Une histoire de la photo a Ndzuani

Une histoire de la photographie comorienne est en train de s’écrire avec la revalorisation des clichés effectués depuis les années 1940 à Ndzuani par Choudjaiddine Ben Said Ahmed, figure tutélaire, et sa famille, bien avant l’apparition d’une nouvelle génération de preneurs d’images dans les années 1970. Une histoire de pionniers, qui remonte à sa rencontre avec Mbaraka Sidi à Mutsamudu.

C’est l’histoire, en effet, d’une rencontre entre les deux cousins. Choudjaiddine Ben Said Ahmed et Mbaraka Sidi. Les deux sont connus, respectivement à Ndzuani et à Ngazidja, pour être des pionniers de la photo dans le pays.

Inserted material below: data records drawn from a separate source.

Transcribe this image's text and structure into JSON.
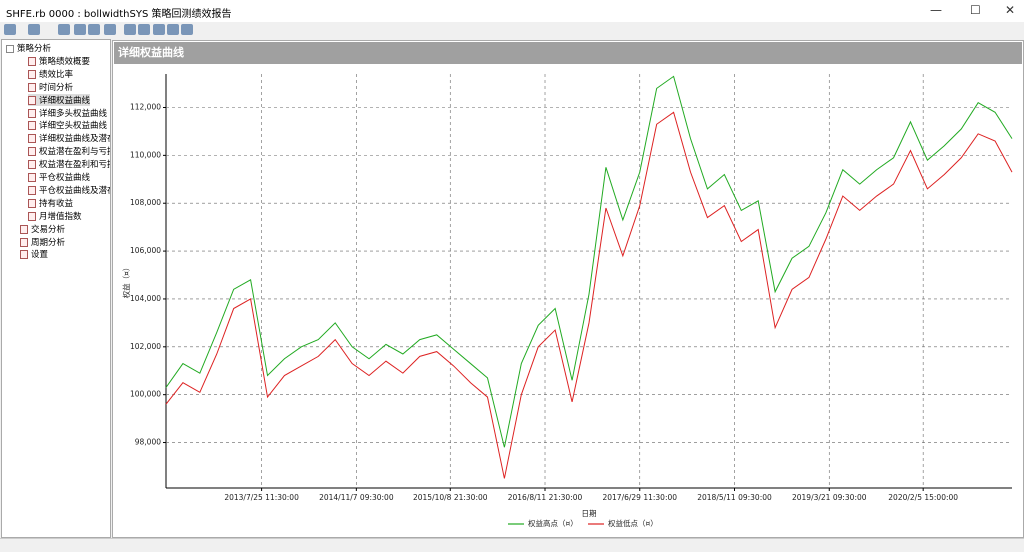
{
  "window": {
    "title": "SHFE.rb 0000 : bollwidthSYS 策略回测绩效报告"
  },
  "tree": [
    {
      "label": "策略分析",
      "children": [
        "策略绩效概要",
        "绩效比率",
        "时间分析",
        "详细权益曲线",
        "详细多头权益曲线",
        "详细空头权益曲线",
        "详细权益曲线及潜在",
        "权益潜在盈利与亏损",
        "权益潜在盈利和亏损",
        "平仓权益曲线",
        "平仓权益曲线及潜在",
        "持有收益",
        "月增值指数"
      ]
    },
    {
      "label": "交易分析"
    },
    {
      "label": "周期分析"
    },
    {
      "label": "设置"
    }
  ],
  "panel_title": "详细权益曲线",
  "chart_data": {
    "type": "line",
    "x_label": "日期",
    "y_label": "权益（¤）",
    "x": [
      0,
      2,
      4,
      6,
      8,
      10,
      12,
      14,
      16,
      18,
      20,
      22,
      24,
      26,
      28,
      30,
      32,
      34,
      36,
      38,
      40,
      42,
      44,
      46,
      48,
      50,
      52,
      54,
      56,
      58,
      60,
      62,
      64,
      66,
      68,
      70,
      72,
      74,
      76,
      78,
      80,
      82,
      84,
      86,
      88,
      90,
      92,
      94,
      96,
      98,
      100
    ],
    "series": [
      {
        "name": "权益高点（¤）",
        "color": "#22aa22",
        "values": [
          100300,
          101300,
          100900,
          102600,
          104400,
          104800,
          100800,
          101500,
          102000,
          102300,
          103000,
          102000,
          101500,
          102100,
          101700,
          102300,
          102500,
          101900,
          101300,
          100700,
          97800,
          101300,
          102900,
          103600,
          100600,
          104200,
          109500,
          107300,
          109300,
          112800,
          113300,
          110700,
          108600,
          109200,
          107700,
          108100,
          104300,
          105700,
          106200,
          107600,
          109400,
          108800,
          109400,
          109900,
          111400,
          109800,
          110400,
          111100,
          112200,
          111800,
          110700
        ]
      },
      {
        "name": "权益低点（¤）",
        "color": "#dd2222",
        "values": [
          99600,
          100500,
          100100,
          101700,
          103600,
          104000,
          99900,
          100800,
          101200,
          101600,
          102300,
          101300,
          100800,
          101400,
          100900,
          101600,
          101800,
          101200,
          100500,
          99900,
          96500,
          100000,
          102000,
          102700,
          99700,
          103000,
          107800,
          105800,
          107900,
          111300,
          111800,
          109300,
          107400,
          107900,
          106400,
          106900,
          102800,
          104400,
          104900,
          106500,
          108300,
          107700,
          108300,
          108800,
          110200,
          108600,
          109200,
          109900,
          110900,
          110600,
          109300
        ]
      }
    ],
    "xlim": [
      0,
      100
    ],
    "xticks": [
      {
        "value": 11.3,
        "label": "2013/7/25 11:30:00"
      },
      {
        "value": 22.5,
        "label": "2014/11/7 09:30:00"
      },
      {
        "value": 33.6,
        "label": "2015/10/8 21:30:00"
      },
      {
        "value": 44.8,
        "label": "2016/8/11 21:30:00"
      },
      {
        "value": 56.0,
        "label": "2017/6/29 11:30:00"
      },
      {
        "value": 67.2,
        "label": "2018/5/11 09:30:00"
      },
      {
        "value": 78.4,
        "label": "2019/3/21 09:30:00"
      },
      {
        "value": 89.5,
        "label": "2020/2/5 15:00:00"
      }
    ],
    "ylim": [
      96100,
      113400
    ],
    "yticks": [
      {
        "value": 98000,
        "label": "98,000"
      },
      {
        "value": 100000,
        "label": "100,000"
      },
      {
        "value": 102000,
        "label": "102,000"
      },
      {
        "value": 104000,
        "label": "104,000"
      },
      {
        "value": 106000,
        "label": "106,000"
      },
      {
        "value": 108000,
        "label": "108,000"
      },
      {
        "value": 110000,
        "label": "110,000"
      },
      {
        "value": 112000,
        "label": "112,000"
      }
    ],
    "grid": true
  }
}
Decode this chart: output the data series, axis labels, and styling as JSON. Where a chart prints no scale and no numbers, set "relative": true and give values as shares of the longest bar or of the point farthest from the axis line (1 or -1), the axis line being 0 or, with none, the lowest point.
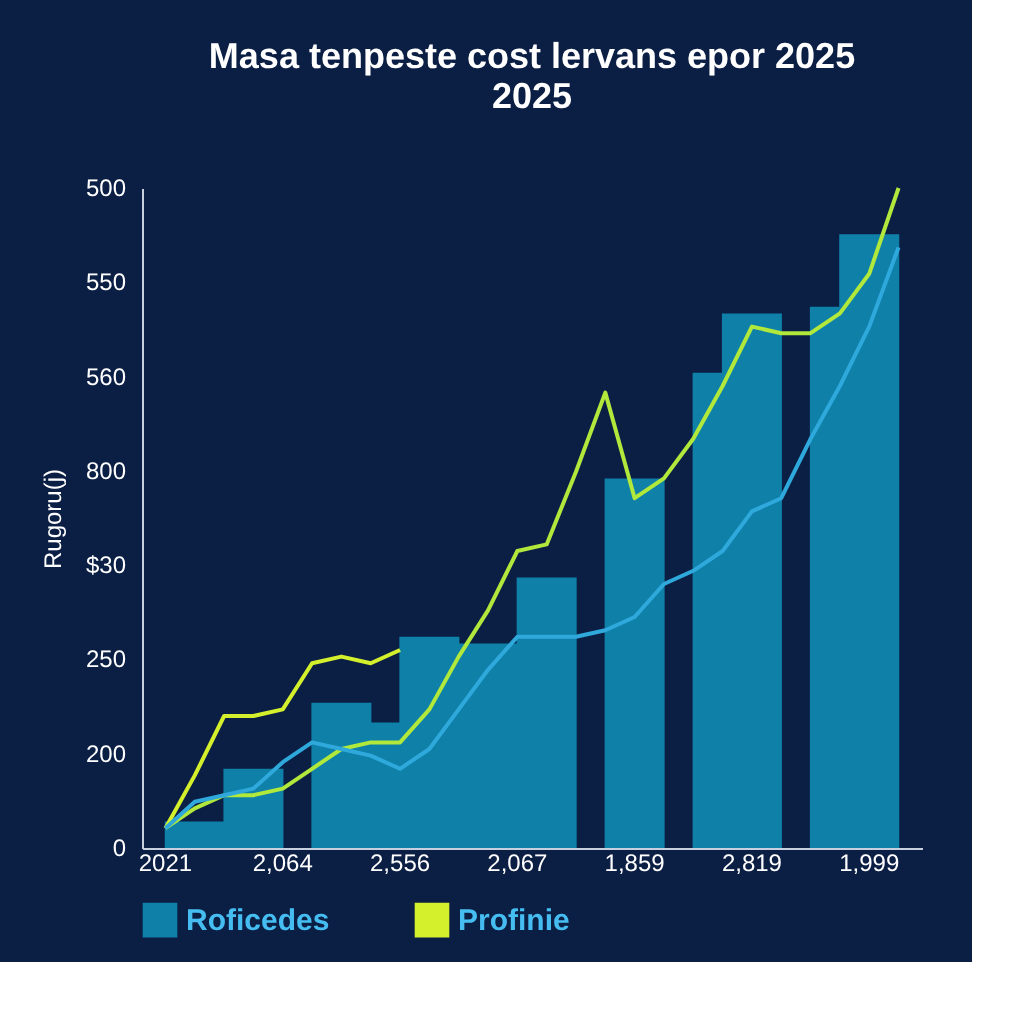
{
  "chart_data": {
    "type": "bar",
    "title": "Masa tenpeste cost lervans epor 2025\n2025",
    "ylabel": "Rugoru(j)",
    "relative": true,
    "categories": [
      "2021",
      null,
      null,
      null,
      "2,064",
      null,
      null,
      null,
      "2,556",
      null,
      null,
      null,
      "2,067",
      null,
      null,
      null,
      "1,859",
      null,
      null,
      null,
      "2,819",
      null,
      null,
      null,
      "1,999",
      null
    ],
    "annotations": [
      "0",
      "200",
      "250",
      "$30",
      "800",
      "560",
      "550",
      "500"
    ],
    "legend": "bottom",
    "series": [
      {
        "name": "Roficedes",
        "color": "#0f80a8",
        "values": [
          null,
          0.04,
          null,
          0.12,
          null,
          null,
          0.22,
          null,
          0.19,
          0.32,
          null,
          0.31,
          null,
          0.41,
          null,
          null,
          0.56,
          null,
          null,
          0.72,
          0.81,
          null,
          null,
          0.82,
          0.93,
          null
        ]
      },
      {
        "name": "Profinie",
        "type": "line",
        "color": "#d4f02c",
        "values": [
          0.03,
          0.11,
          0.2,
          0.2,
          0.21,
          0.28,
          0.29,
          0.28,
          0.3,
          null,
          null,
          null,
          null,
          null,
          null,
          null,
          null,
          null,
          null,
          null,
          null,
          null,
          null,
          null,
          null,
          null
        ]
      },
      {
        "type": "line",
        "color": "#b0e83c",
        "values": [
          0.03,
          0.06,
          0.08,
          0.08,
          0.09,
          0.12,
          0.15,
          0.16,
          0.16,
          0.21,
          0.29,
          0.36,
          0.45,
          0.46,
          0.57,
          0.69,
          0.53,
          0.56,
          0.62,
          0.7,
          0.79,
          0.78,
          0.78,
          0.81,
          0.87,
          1.0
        ]
      },
      {
        "type": "line",
        "color": "#2fa8dc",
        "values": [
          0.03,
          0.07,
          0.08,
          0.09,
          0.13,
          0.16,
          0.15,
          0.14,
          0.12,
          0.15,
          0.21,
          0.27,
          0.32,
          0.32,
          0.32,
          0.33,
          0.35,
          0.4,
          0.42,
          0.45,
          0.51,
          0.53,
          0.62,
          0.7,
          0.79,
          0.91
        ]
      }
    ]
  }
}
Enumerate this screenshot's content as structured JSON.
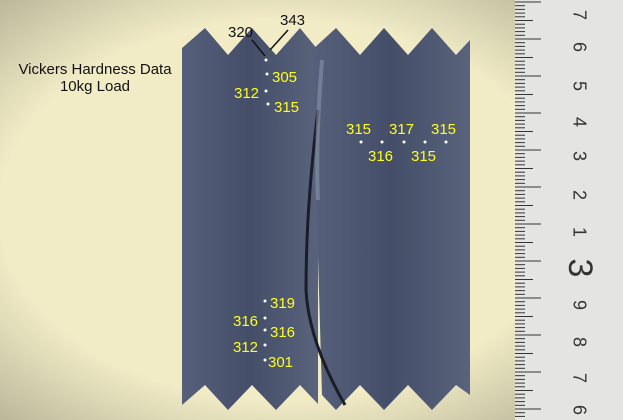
{
  "annotation": {
    "title": "Vickers Hardness Data",
    "subtitle": "10kg Load"
  },
  "readings": {
    "top": [
      320,
      343,
      305,
      312,
      315
    ],
    "right": [
      315,
      317,
      315,
      316,
      315
    ],
    "bottom": [
      319,
      316,
      316,
      312,
      301
    ]
  },
  "ruler": {
    "labels": [
      "7",
      "6",
      "5",
      "4",
      "3",
      "2",
      "1",
      "3",
      "9",
      "8",
      "7",
      "6"
    ]
  }
}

Il est aussi dit que le second a mis le pied à l’étrier au premier, même si d’aucuns pensent que c’est Abdou Sidi qui leur a transmis le feu à eux deux. L’arrivée de la photographie sur le sol anjouanais date en tous cas de la fin du XIXèmesiècle. Objet de distinction sociale, elle a beaucoup été pratiquée à Mutsamudu, la capitale de sultanat, surtout au sein de la famille royale. On ne compte pas les clichés réalisés du dernier sultan de l’île, Saïd Mohamed Sidi, et de son père, Saïd Omar Al Macely.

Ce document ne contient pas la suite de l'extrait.